Longtemps attendu, ce transfert de pouvoir, l'une des étapes sur le chemin de l'élection présidentielle fixée au 29 novembre, participe de la réunification ivoirienne prévue par l'accord de paix signé en 2007 à Ouagadougou et complété fin 2008.
Présidée par Guillaume Soro, chef des anciens rebelles des Forces nouvelles (FN) devenu Premier ministre dans le cadre du processus de paix, la cérémonie a connu son temps fort lors de la signature du document de passation de charges.
"Les missions civiles d'administration du territoire sont, à compter de la signature du présent acte, exercées exclusivement par les autorités préfectorales", est-il stipulé.
Les "missions de sécurité" sont désormais "exercées" par le Centre de commandement intégré (CCI, état-major mixte loyaliste et FN), est-il précisé dans le texte paraphé par le général Soumaïla Bakayoko, chef d'état-major de l'ex-rébellion, et le directeur général de l'administration territoriale Gaspard Sehi.
"S'agissant du maintien ou du rétablissement de l'ordre", les préfets "ont recours au CCI", est-il ajouté dans le document que les différentes autorités se sont solennellement passé de main en main, devant plus d'un millier de personnes.

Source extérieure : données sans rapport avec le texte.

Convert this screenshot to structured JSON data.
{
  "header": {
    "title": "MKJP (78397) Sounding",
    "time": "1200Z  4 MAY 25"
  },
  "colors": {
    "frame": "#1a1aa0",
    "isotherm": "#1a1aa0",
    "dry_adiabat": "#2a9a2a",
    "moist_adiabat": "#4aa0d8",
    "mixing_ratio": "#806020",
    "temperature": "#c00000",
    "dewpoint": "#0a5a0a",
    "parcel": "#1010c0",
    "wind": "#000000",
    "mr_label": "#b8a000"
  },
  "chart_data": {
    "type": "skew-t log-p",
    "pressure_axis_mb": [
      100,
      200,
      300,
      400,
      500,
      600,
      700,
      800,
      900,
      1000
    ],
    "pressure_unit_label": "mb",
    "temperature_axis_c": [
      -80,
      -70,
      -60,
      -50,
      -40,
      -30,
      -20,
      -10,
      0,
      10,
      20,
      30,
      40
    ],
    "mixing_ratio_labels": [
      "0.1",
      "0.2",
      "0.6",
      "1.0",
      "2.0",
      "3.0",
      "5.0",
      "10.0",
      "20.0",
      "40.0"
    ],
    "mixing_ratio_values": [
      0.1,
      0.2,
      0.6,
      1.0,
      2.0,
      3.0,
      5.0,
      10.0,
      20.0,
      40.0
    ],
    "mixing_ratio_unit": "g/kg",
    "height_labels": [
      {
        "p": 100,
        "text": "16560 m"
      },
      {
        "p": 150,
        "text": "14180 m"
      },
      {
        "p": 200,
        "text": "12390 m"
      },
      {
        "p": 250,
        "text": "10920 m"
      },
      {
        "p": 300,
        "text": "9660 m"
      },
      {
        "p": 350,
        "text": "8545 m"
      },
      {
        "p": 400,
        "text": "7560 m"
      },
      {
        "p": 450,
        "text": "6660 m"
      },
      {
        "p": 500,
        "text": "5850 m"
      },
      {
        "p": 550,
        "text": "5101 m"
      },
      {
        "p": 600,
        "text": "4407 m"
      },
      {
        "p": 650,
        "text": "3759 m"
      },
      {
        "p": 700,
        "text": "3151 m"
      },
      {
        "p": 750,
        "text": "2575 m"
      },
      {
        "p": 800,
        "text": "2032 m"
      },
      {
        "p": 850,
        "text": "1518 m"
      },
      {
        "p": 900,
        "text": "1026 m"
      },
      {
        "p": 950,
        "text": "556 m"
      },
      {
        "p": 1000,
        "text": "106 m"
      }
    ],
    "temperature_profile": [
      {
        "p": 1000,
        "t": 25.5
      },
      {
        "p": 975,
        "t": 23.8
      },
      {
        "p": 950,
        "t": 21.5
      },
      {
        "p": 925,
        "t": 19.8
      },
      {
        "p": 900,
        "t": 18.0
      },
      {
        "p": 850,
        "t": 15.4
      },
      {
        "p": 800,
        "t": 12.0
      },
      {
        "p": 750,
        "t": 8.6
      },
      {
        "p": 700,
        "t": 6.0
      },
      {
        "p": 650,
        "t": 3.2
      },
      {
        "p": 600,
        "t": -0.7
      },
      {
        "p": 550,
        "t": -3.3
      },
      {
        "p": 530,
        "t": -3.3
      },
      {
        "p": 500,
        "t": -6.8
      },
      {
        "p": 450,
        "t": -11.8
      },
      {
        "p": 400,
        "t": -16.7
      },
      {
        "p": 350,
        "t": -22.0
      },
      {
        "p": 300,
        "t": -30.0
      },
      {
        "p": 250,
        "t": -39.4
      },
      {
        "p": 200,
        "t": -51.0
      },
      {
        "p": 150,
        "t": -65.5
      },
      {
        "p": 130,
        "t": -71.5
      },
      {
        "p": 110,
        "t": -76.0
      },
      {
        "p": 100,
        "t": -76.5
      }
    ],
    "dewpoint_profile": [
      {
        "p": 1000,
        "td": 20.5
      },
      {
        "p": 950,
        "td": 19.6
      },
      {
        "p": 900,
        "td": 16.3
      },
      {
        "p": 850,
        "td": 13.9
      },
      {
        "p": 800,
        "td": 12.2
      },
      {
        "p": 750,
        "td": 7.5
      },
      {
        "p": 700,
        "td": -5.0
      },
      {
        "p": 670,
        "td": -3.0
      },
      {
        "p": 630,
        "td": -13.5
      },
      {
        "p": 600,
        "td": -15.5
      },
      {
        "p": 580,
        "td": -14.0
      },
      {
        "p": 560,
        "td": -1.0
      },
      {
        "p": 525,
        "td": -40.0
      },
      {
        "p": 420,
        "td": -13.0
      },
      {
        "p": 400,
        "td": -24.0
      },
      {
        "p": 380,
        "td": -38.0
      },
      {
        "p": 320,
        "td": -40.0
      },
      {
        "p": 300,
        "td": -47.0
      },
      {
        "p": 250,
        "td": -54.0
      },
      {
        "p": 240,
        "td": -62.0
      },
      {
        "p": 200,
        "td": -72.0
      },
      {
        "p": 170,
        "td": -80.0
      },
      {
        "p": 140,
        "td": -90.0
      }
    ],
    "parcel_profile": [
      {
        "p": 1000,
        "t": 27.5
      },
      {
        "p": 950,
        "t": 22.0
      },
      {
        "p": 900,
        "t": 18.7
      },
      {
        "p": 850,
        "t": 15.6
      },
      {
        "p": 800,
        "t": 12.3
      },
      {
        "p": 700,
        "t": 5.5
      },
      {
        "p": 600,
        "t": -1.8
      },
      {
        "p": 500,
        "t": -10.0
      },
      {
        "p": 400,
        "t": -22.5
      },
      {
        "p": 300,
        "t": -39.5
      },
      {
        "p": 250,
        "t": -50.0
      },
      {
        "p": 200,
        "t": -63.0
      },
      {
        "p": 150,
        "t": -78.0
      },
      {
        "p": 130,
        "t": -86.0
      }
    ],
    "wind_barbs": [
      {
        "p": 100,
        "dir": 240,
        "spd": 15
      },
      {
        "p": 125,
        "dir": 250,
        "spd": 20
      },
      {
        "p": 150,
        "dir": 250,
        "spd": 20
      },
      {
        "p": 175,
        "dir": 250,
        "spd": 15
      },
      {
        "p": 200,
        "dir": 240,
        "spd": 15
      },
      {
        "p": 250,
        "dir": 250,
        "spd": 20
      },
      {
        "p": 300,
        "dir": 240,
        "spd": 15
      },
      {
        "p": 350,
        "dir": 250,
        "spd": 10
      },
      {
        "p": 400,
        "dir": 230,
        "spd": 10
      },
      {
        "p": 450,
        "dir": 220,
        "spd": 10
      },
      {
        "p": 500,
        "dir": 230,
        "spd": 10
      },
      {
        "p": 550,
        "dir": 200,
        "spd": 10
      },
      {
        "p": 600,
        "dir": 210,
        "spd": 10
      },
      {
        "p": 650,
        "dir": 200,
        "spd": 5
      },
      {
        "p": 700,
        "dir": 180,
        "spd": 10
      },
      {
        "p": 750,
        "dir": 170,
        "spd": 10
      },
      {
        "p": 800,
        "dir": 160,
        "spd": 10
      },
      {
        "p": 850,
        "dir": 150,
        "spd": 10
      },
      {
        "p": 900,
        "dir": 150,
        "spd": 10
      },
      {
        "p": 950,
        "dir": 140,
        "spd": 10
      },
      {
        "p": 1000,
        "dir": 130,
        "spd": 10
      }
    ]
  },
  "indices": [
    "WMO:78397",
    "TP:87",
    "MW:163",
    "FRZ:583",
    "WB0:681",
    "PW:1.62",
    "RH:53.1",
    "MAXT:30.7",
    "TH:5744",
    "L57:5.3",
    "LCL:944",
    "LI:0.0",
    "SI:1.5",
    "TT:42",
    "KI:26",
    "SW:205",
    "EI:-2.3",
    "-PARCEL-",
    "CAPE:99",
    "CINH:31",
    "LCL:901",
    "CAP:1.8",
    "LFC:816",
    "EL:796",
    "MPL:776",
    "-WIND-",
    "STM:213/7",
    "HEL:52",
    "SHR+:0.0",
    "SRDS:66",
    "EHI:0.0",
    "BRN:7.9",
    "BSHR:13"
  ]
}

Ce passage de relais était censé intervenir avant le 15 janvier, mais avait été reporté début mars, puis la semaine dernière, sur fond de tensions entre le camp du président Laurent Gbagbo et les FN.
Plus que le retour à "l'unicité des caisses de l'Etat", encore très partiel, le sort des "com-zones" a en effet cristallisé le débat sur la réunification.
Devenus des symboles, les commandants des dix zones FN, dont certains ont accédé à une grande notoriété -comme Chérif Ousmane, "com-zone" de Bouaké, ou Fofié Kouakou, visé par des sanctions de l'ONU- étaient accusés par leurs ennemis de se comporter en "potentats" jaloux de leurs "privilèges".
Mardi à la préfecture de Bouaké, récemment réhabilitée, le ton était cependant à l'apaisement.
Cet événement "consacre la volonté" des deux camps "d'achever la réunification et d'aller jusqu'au terme du processus de sortie de crise", a affirmé le Premier ministre.
Le "retour de l'Etat" ne sera pas "l'expression de la victoire d'un groupe d'Ivoiriens" sur un autre, a renchéri le ministre de l'Intérieur Désiré Tagro, considéré comme un proche du président Gbagbo.
"Cette cérémonie n'est pas l'humiliation des +com-zones+", a insisté de son côté le porte-parole des FN, Sidiki Konaté.
A la question sensible de l'avenir de ces commandants, souvent soupçonnés de ne pas vouloir céder la place, les Forces nouvelles n'ont pas encore apporté de réponse.
Ce sera chose faite lors du futur regroupement des combattants ex-rebelles dans des casernes, a toutefois promis M. Konaté, réfutant tout "démantèlement systématique" de l'appareil sécuritaire des FN.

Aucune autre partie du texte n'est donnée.